One of the things I decided I’d do was go back through my original data to make sure that I’d gathered everything I needed to, and to see if I could improve the cleaning-up process.  In computer science circles, this is often referred to as ‘text wrangling’.  Your typical blog post contains URLs, other advertising rubbish that’s added by the platform, junky unicode, characters representing carriage returns, new lines…. I could go on.  This all has to be removed.  A text data file, when its being prepared for analysis, can get very big very quickly – and there’s a limit to the data file that even my pretty-well-spec’d laptop can handle.  Having discovered this excellent site, I can not copy and paste a section of a blog post with some rubbish in it, and generate the code snippet that will remove it.  Regex can be tricky – the broader the parameters i.e. the greater freedom you give it to remove the stuff you don’t want, the more chance there is that it’ll remove other stuff you really would have preferred to keep.  It’s difficult to check, though, so in the end you probably have to just take the risk.

The other thing I wanted  to do was expand the contractions in the posts so that ‘isn’t’ becomes ‘is not’ etc.  I think it’s important to leave behind a data set that may be useful to future researchers, some of whom might be interested in sentiment analysis.  Expanding contractions helps to keep the meaning of the writing intact.

Then, I decided I’d go back and look again at how I’d processed my data.  As you may recall, my aim is to classify as many edu-blogs as possible according to a pre-defined list of categories drawn from the research that’s already been done on what teachers blog about.   I chose this approach because the potential number of topics is completely unknown, and  potentially huge.  It’s possible to run an algorithm that will cluster blogs without any prior information, but the trouble is that a) you still have to give it some idea how many clusters you might be expecting, and b) the results will vary slightly each time it’s run.  Its not a model; there’s no consistency.

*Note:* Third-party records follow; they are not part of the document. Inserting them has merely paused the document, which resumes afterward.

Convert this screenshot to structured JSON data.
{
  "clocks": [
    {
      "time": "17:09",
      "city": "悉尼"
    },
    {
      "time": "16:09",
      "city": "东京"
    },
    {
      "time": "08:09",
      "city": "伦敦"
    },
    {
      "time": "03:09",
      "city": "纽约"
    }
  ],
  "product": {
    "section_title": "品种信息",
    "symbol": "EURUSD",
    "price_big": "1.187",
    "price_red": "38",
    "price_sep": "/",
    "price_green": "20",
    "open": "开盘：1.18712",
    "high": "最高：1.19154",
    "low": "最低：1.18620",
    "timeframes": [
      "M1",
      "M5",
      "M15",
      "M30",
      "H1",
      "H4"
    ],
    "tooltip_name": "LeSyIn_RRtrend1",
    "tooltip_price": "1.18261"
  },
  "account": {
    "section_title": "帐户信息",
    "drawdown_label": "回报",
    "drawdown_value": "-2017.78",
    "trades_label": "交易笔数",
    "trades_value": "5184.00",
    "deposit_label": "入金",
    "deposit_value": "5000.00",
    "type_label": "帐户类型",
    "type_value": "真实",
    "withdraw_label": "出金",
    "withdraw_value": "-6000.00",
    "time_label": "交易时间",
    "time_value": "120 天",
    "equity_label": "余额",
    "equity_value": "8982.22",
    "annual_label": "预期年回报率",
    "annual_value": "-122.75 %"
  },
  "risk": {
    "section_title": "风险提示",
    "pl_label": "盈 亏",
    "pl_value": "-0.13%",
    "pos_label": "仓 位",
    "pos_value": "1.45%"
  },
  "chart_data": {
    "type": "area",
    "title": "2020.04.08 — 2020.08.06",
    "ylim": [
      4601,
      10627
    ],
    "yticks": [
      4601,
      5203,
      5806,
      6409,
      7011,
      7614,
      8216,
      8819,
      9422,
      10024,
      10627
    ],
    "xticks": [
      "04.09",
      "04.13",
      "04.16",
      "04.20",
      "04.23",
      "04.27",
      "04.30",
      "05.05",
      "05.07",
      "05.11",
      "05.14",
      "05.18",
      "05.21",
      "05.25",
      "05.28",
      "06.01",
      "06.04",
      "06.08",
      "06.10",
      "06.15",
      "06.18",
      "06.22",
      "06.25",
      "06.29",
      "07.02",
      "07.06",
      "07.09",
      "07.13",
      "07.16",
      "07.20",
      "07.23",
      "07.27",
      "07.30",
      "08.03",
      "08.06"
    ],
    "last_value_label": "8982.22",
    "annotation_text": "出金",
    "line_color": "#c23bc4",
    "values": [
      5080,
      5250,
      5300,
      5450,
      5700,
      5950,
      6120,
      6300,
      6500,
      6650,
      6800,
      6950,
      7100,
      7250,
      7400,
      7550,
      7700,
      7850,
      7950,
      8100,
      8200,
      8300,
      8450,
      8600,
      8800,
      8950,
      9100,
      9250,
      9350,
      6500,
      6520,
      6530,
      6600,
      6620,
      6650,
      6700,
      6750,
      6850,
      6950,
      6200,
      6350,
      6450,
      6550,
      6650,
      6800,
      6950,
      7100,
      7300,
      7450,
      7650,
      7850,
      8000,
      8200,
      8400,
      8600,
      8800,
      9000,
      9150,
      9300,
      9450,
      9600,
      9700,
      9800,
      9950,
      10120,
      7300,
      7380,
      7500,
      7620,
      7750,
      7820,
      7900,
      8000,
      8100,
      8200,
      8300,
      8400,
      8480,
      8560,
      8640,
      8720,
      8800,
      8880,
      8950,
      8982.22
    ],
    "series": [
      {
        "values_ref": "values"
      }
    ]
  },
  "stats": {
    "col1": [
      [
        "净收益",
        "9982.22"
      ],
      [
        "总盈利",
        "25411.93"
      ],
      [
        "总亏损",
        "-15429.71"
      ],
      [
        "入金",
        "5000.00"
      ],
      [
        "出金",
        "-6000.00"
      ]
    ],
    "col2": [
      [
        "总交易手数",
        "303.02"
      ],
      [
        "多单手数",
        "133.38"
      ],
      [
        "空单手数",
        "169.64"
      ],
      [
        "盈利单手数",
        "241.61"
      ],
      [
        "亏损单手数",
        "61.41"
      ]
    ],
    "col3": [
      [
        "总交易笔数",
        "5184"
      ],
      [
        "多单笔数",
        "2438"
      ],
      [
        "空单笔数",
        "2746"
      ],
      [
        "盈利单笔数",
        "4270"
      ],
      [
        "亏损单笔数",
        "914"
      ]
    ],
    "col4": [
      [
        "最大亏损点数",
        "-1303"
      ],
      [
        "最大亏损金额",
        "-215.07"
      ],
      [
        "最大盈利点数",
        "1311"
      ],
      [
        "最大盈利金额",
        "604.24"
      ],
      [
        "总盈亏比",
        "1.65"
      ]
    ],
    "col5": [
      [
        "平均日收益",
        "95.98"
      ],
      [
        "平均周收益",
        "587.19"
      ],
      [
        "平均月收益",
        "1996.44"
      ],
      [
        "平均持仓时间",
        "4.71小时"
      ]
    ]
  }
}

One of the alternatives is to label a small set of blog posts with numbers representing categories, and then use an algorithm that will take this information and classify the unlabelled posts.  This is how it works: imagine having a double handful of brown smarties and a clear perspex box, say 1m x1m.  You throw the smarties into the box, but by magic they remain stationery, but scattered, in space. Now you have a small number coloured  smarties, several of the remaining colours, and you chuck them in as well.  They also hang in space.  The label spreading algorithm assumes that the coloured smarties are the labels, and it sets about relabelling all the brown smarties according to how close they are to each different colour.  You can allow it to change the colours of the non-brown smarties if you want, and you can give it some freedom as to how far it can spread, say, the red colour.  The algorithm spreads and re-spreads each colour (some of the different coloured smarties will be quite close to each other…. where should the boundary be drawn?) until it reaches convergence.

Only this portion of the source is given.